Before proceeding further, log in to Hugging Face Hub to upload your model on the fly while training. In this way, you do not need to handle the checkpoints and save them somewhere.

from huggingface_hub import notebook_login

notebook_login

Once done, let’s start training the model. We start by defining the training arguments and defining a trainer object that uses those arguments to do the training, as shown here:

from transformers import TrainingArguments
from transformers import Trainer

# Define the training arguments

training_args = TrainingArguments(
    output_dir="detr-resnet-50-hardhat-finetuned",
    per_device_train_batch_size=8,
    num_train_epochs=3,
    max_steps=1000,
    fp16=True,
    save_steps=10,
    logging_steps=30,
    learning_rate=1e-5,
    weight_decay=1e-4,
    save_total_limit=2,
    remove_unused_columns=False,
    push_to_hub=True,
)

# Define the trainer

trainer = Trainer(
    model=model,
    args=training_args,
    data_collator=collate_fn,
    train_dataset=train_dataset_transformed,
    eval_dataset=test_dataset_transformed,
    tokenizer=image_processor,
)

trainer.train()

Once training is finished, you can now delete the model, because checkpoints are already uploaded in HuggingFace Hub.

del model
torch.cuda.synchronize()

Testing and Inference

Now we will try to do inference of our new fine-tuned model. For this tutorial, we will be testing for this image:

Here we first write a very simple code on doing inference for object detection for some new images. We start of with inferencing for one single image and after that we will club togather everything up and make a function out of it.

import requests
from transformers import pipeline

# download a sample image

url = "https://huggingface.co/datasets/hf-vision/course-assets/blob/main/test-helmet-object-detection.jpg"
image = Image.open(requests.get(url, stream=True).raw)
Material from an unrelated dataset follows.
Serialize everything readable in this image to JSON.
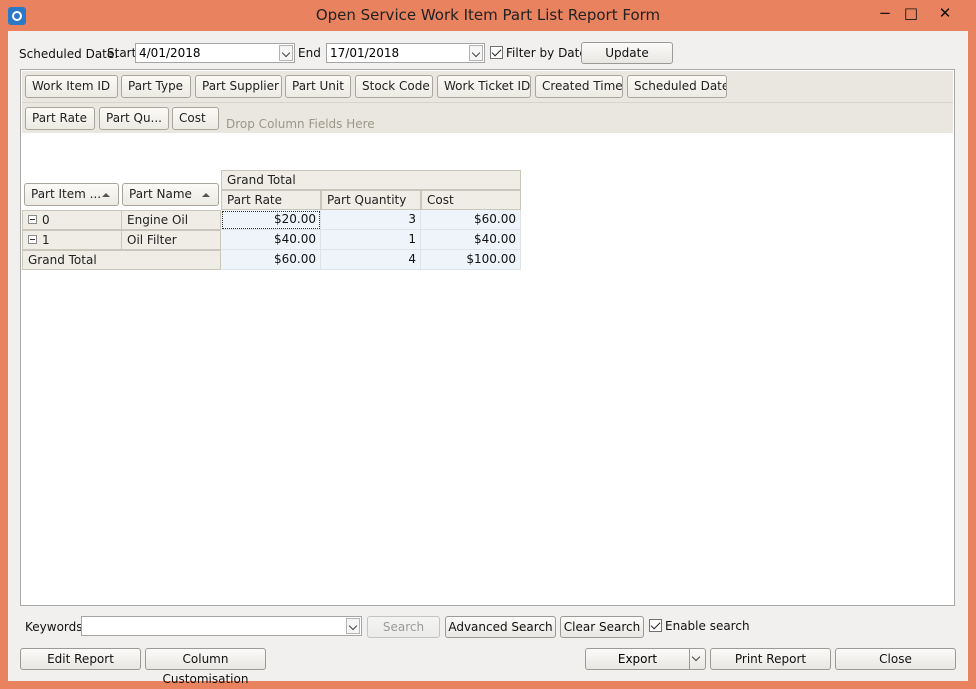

# make the object detection pipeline

obj_detector = pipeline(
    "object-detection", model="anindya64/detr-resnet-50-dc5-hardhat-finetuned"
)
results = obj_detector(train_dataset[0]["image"])

print(results)

Now let’s make a very simple function to plot the results on our image. We get score, label and corresponding bounding boxes co-ordinates from results, which we will we use to draw in the image.

def plot_results(image, results, threshold=0.7):
    image = Image.fromarray(np.uint8(image))
    draw = ImageDraw.Draw(image)
    for result in results:
        score = result["score"]
        label = result["label"]
        box = list(result["box"].values())
        if score > threshold:
            x, y, x2, y2 = tuple(box)
            draw.rectangle((x, y, x2, y2), outline="red", width=1)
            draw.text((x, y), label, fill="white")
            draw.text(
                (x + 0.5, y - 0.5),
                text=str(score),
                fill="green" if score > 0.7 else "red",
            )
    return image

And finally use this function for the same test image we used.

plot_results(image, results)

And this will plot the output below:

Now, let’s club everything together into a simple function.

def predict(image, pipeline, threshold=0.7):
    results = pipeline(image)
    return plot_results(image, results, threshold)


# Let's test for another test image

img = test_dataset[0]["image"]
predict(img, obj_detector)

Let’s even plot multiple images using our inference function on a small test sample.

from tqdm.auto import tqdm


def plot_images(dataset, indices):
    """
    Plot images and their annotations.
    """
    num_rows = len(indices) // 3
    num_cols = 3
    fig, axes = plt.subplots(num_rows, num_cols, figsize=(15, 10))

    for i, idx in tqdm(enumerate(indices), total=len(indices)):
        row = i // num_cols
        col = i % num_cols

        # Draw image
        image = predict(dataset[idx]["image"], obj_detector)

        # Display image on the corresponding subplot
        axes[row, col].imshow(image)
        axes[row, col].axis("off")

    plt.tight_layout()
    plt.show()


plot_images(test_dataset, range(6))

Running this function will give us an output like this:

Well, that’s not bad. We can improve the results if we fine-tune further. You can find this fine-tuned checkpoint here.